L’ironie de la phrase finale ne parvint même pas à dérider celui qui la prononçait. Mais cette lecture produisait des effets divers sur les auditeurs.
Lavarède souriait. Peut-être ce sourire était-il jaune, mais on n’en pouvait distinguer la couleur. Sir Murlyton restait aussi calme que s’il eût été en présence d’une tranche de roast-beef. Miss Aurett, seule, était visiblement agitée. Elle rougit d’abord, elle pâlit ensuite. Ses regards se portèrent sur les deux hommes qui allaient faire cette chasse dont le gibier valait quatre millions. Ce fut elle qui parla la première.
– Mon père, dit-elle, vous ne pouvez pas spolier ce jeune homme qui n’est pas votre ennemi et qui vient de me sauver la vie.
– Ma fille, répondit-il, les affaires sont les affaires; il ne serait pas pratique de perdre cette fortune. Car il est impossible, non seulement de faire le tour du monde, mais même d’aller de Paris à Londres avec vingt-cinq farthings, le cinquième d’un shilling… Good business!
– Ainsi vous n’y voulez pas renoncer?
Le notaire se mêla de la conversation.
– Mademoiselle, fit-il, monsieur votre père renoncerait même à accepter la clause conditionnelle qui le concerne que M. Lavarède ne pourrait pas, pour cela, être envoyé en possession de l’héritage. Il n’y a droit que sous certaines réserves, expressément indiquées. Et à moins que lui-même n’y renonce…
– Vous plaisantez! exclama Armand. Comment! Voilà des millions qui tombent du ciel, et vous croyez que je ne ferai rien pour les gagner?… D’abord ce qu’exige mon cousin n’est pas déjà si difficile. Lorsqu’on a été de la Bastille à la Madeleine sans un sou vaillant, on peut bien aller en Amérique, en Chine, au diable, avec cinq sous.

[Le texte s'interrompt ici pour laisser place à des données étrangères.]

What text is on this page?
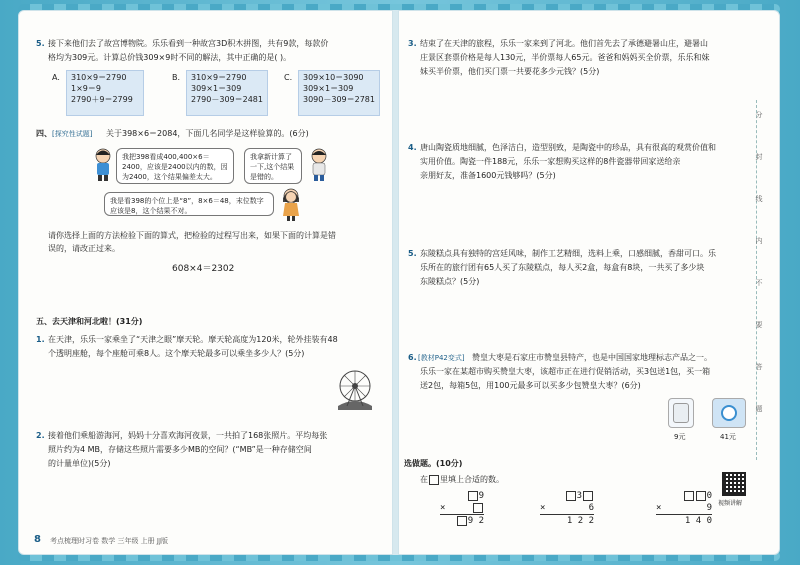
5. 接下来他们去了故宫博物院。乐乐看到一种故宫3D积木拼图，共有9款，每款价
格均为309元。计算总价钱309×9时不同的解法，其中正确的是( )。
A. 310×9＝2790
1×9＝9
2790＋9＝2799
B. 310×9＝2790
309×1＝309
2790－309＝2481
C. 309×10＝3090
309×1＝309
3090－309＝2781
四、 [探究性试题] 关于398×6＝2084，下面几名同学是这样验算的。(6分)
我把398看成400,400×6＝2400，应该是2400以内的数，因为2400，这个结果偏差太大。
我拿新计算了一下,这个结果是错的。
我是看398的个位上是“8”，8×6＝48，末位数字应该是8，这个结果不对。
请你选择上面的方法检验下面的算式，把检验的过程写出来，如果下面的计算是错
误的，请改正过来。
608×4＝2302
五、去天津和河北啦！(31分)
1. 在天津，乐乐一家乘坐了“天津之眼”摩天轮。摩天轮高度为120米，轮外挂装有48
个透明座舱，每个座舱可乘8人。这个摩天轮最多可以乘坐多少人？(5分)
2. 接着他们乘船游海河，妈妈十分喜欢海河夜景，一共拍了168张照片。平均每张
照片约为4 MB，存储这些照片需要多少MB的空间？(“MB”是一种存储空间
的计量单位)(5分)
8 考点梳理时习卷 数学 三年级 上册 JJ版
3. 结束了在天津的旅程，乐乐一家来到了河北。他们首先去了承德避暑山庄，避暑山
庄景区套票价格是每人130元，半价票每人65元。爸爸和妈妈买全价票，乐乐和妹
妹买半价票，他们买门票一共要花多少元钱？(5分)
4. 唐山陶瓷质地细腻，色泽洁白，造型别致，是陶瓷中的珍品，具有很高的观赏价值和
实用价值。陶瓷一件188元，乐乐一家想购买这样的8件瓷器带回家送给亲
亲朋好友，准备1600元钱够吗？(5分)
5. 东陵糕点具有独特的宫廷风味，制作工艺精细，选料上乘，口感细腻，香甜可口。乐
乐所在的旅行团有65人买了东陵糕点，每人买2盒，每盒有8块，一共买了多少块
东陵糕点？(5分)
6. [教材P42变式] 赞皇大枣是石家庄市赞皇县特产，也是中国国家地理标志产品之一。
乐乐一家在某超市购买赞皇大枣，该超市正在进行促销活动，买3包送1包，买一箱
送2包，每箱5包，用100元最多可以买多少包赞皇大枣？(6分)
9元	41元
选做题。(10分)
在 里填上合适的数。
9
×
9 2
3
×	6
1 2 2
0
×	9
1 4 0
视频讲解
分
封
线
内
不
要
答
题
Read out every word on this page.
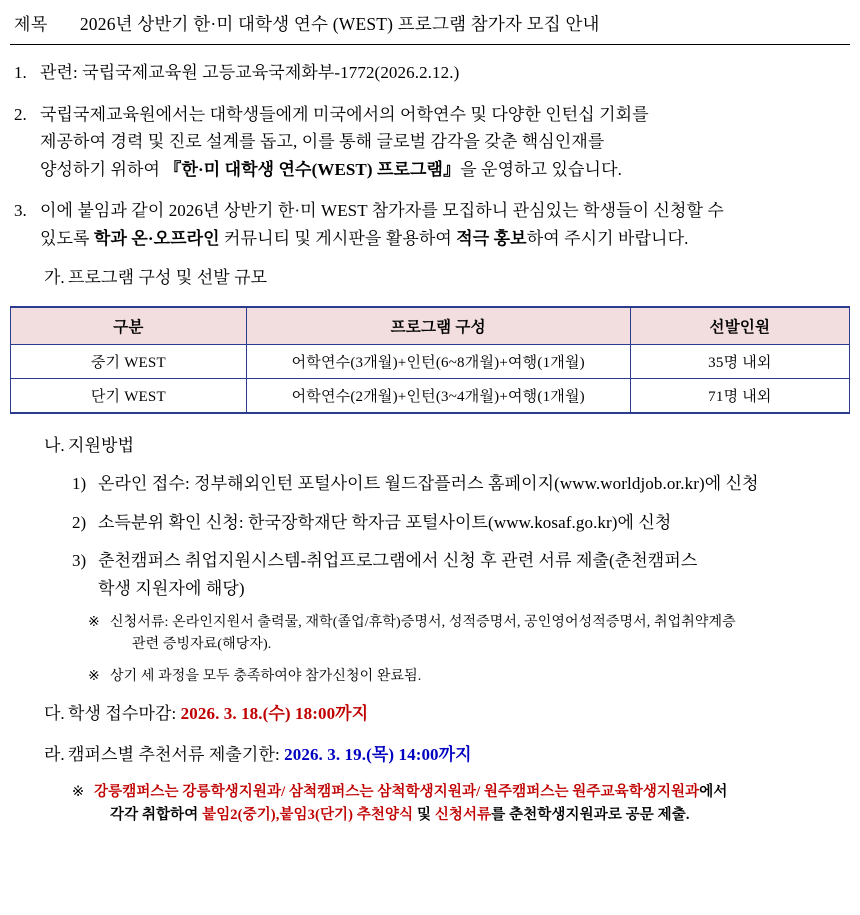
제목 2026년 상반기 한·미 대학생 연수 (WEST) 프로그램 참가자 모집 안내
1. 관련: 국립국제교육원 고등교육국제화부-1772(2026.2.12.)
2. 국립국제교육원에서는 대학생들에게 미국에서의 어학연수 및 다양한 인턴십 기회를
제공하여 경력 및 진로 설계를 돕고, 이를 통해 글로벌 감각을 갖춘 핵심인재를
양성하기 위하여 『한·미 대학생 연수(WEST) 프로그램』을 운영하고 있습니다.
3. 이에 붙임과 같이 2026년 상반기 한·미 WEST 참가자를 모집하니 관심있는 학생들이 신청할 수
있도록 학과 온·오프라인 커뮤니티 및 게시판을 활용하여 적극 홍보하여 주시기 바랍니다.
가. 프로그램 구성 및 선발 규모
구분	프로그램 구성	선발인원
중기 WEST	어학연수(3개월)+인턴(6~8개월)+여행(1개월)	35명 내외
단기 WEST	어학연수(2개월)+인턴(3~4개월)+여행(1개월)	71명 내외
나. 지원방법
1) 온라인 접수: 정부해외인턴 포털사이트 월드잡플러스 홈페이지(www.worldjob.or.kr)에 신청
2) 소득분위 확인 신청: 한국장학재단 학자금 포털사이트(www.kosaf.go.kr)에 신청
3) 춘천캠퍼스 취업지원시스템-취업프로그램에서 신청 후 관련 서류 제출(춘천캠퍼스
학생 지원자에 해당)
※ 신청서류: 온라인지원서 출력물, 재학(졸업/휴학)증명서, 성적증명서, 공인영어성적증명서, 취업취약계층
관련 증빙자료(해당자).
※ 상기 세 과정을 모두 충족하여야 참가신청이 완료됨.
다. 학생 접수마감: 2026. 3. 18.(수) 18:00까지
라. 캠퍼스별 추천서류 제출기한: 2026. 3. 19.(목) 14:00까지
※ 강릉캠퍼스는 강릉학생지원과/ 삼척캠퍼스는 삼척학생지원과/ 원주캠퍼스는 원주교육학생지원과에서
각각 취합하여 붙임2(중기),붙임3(단기) 추천양식 및 신청서류를 춘천학생지원과로 공문 제출.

– Vous voulez essayer, dit l’Anglais, soit! Je suis riche, mon carnet de chèques ne me quitte jamais, je ne vous lâcherai pas d’un instant, et nous verrons bien si, avant deux jours, je n’ai pas gagné la partie.
– Eh bien, j’accepte le duel, riposta Lavarède. Puis, s’adressant au notaire:
– Monsieur, avez-vous dans l’étude un indicateur des chemins de fer?
– En voici un, mon cher monsieur. Lavarède le consulta.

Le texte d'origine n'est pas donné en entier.